The Lord Provides Forgiveness, Salvation, and Eternal Life...

We are just a few weeks away from Good Friday and Easter when we will remember with thankful hearts the sacrificial suffering of our Savior on the cross as He offered His perfect life as payment for the sins of the world on the cross. And we will gather together on Easter morning to rejoice in His resurrection knowing by faith that because He lives we shall live also. All of this would mean nothing if we had never heard this Good News and been led by the Holy Spirit to trust in His promises of forgiveness, salvation, and eternal life. It was our Lord and Savior who provided salvation. It was the Holy Spirit who provided us with these truths as He literally breathed God’s word into the writers of the Bible. And it was the Holy Spirit who provided us with the very faith that clings to these truths and trusts in every saving promise of God fulfilled in our Savior Jesus Christ. The Lord Provides!!!

Our Savior continues to provide for the salvation of sinners through the Gospel in Word and Sacrament! While in the DRC I had the privilege of administering the “washing of regeneration and the renewing of the Holy Spirit” through the water and word of Baptism on two different occasions. I had the privilege of teaching four days of pastoral training classes in two different locations to twenty-eight men. And I had the opportunity to preach five times. What a privilege! The Lord Provides!!!

Proclaiming the Truths of God's Saving Word
Pastoral Training Classes in Manono
On our way back to Lubumbashi we were able to reach a newly formed CCLC congregation in an integrated-pygmy village for a short worship service. The Pygmy tribes have traditionally been very wary of outside influence. This village is referred to as integrated because they have been somewhat integrated into society and have inter-married.

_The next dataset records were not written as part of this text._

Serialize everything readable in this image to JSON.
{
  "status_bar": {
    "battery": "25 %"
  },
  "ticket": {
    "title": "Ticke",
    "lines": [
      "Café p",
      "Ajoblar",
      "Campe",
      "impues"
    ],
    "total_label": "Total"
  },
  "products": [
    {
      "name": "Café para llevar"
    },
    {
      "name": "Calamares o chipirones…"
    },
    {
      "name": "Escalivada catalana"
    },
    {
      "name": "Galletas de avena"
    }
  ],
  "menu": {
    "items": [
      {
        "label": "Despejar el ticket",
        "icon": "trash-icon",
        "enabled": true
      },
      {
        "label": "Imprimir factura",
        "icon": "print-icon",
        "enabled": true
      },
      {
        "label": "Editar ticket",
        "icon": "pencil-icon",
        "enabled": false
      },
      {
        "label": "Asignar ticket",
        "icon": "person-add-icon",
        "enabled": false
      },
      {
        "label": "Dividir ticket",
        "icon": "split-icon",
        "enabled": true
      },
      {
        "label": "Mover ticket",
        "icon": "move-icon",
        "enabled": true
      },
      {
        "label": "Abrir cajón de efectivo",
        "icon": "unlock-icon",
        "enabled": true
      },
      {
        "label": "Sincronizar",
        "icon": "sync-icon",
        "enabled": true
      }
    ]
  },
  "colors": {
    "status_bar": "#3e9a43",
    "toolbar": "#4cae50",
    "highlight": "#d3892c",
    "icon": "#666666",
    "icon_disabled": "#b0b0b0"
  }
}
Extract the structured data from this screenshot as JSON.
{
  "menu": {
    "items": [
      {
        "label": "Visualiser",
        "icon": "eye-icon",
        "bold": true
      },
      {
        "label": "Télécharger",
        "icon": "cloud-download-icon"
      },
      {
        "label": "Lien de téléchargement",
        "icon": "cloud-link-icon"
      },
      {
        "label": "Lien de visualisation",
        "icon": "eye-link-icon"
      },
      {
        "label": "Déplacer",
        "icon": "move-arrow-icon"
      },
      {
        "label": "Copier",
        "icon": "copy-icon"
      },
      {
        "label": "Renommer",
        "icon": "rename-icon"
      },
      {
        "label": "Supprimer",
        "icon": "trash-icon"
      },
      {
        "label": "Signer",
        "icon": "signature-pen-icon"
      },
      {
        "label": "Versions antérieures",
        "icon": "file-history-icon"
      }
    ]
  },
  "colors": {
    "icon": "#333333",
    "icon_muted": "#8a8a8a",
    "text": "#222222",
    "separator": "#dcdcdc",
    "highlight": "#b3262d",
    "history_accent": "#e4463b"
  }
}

It was a short service because it was beginning to rain and they have no church building and their homes are very small and with no windows or electricity. We sang a couple of songs and I preached a short sermon. The hope and prayer is that they will be able to provide evangelism training for some of the young men in this congregation who will then be able to take the Gospel to non-integrated villages that are deeper into the forests and mostly unreached. The Lord Provides!!!  


Proclaiming the Gospel at an integrated Pygmy village
For God so loved the world that He gave His only begotten Son, that whoever believes in Him should not perish but have everlasting life.
John 3:16

And Jesus came and spoke to them, saying, “All authority has been given to Me in heaven and on earth. Go therefore and make disciples of all the nations, baptizing them in the name of the Father and of the Son and of the Holy Spirit, teaching them to observe all things that I have commanded you; and lo, I am with you always, even to the end of the age.” Amen.
Matthew 28:18–20

For “whoever calls on the name of the Lord shall be saved.” How then shall they call on Him in whom they have not believed? And how shall they believe in Him of whom they have not heard? And how shall they hear without a preacher? And how shall they preach unless they are sent?...So then faith comes by hearing, and hearing by the word of God.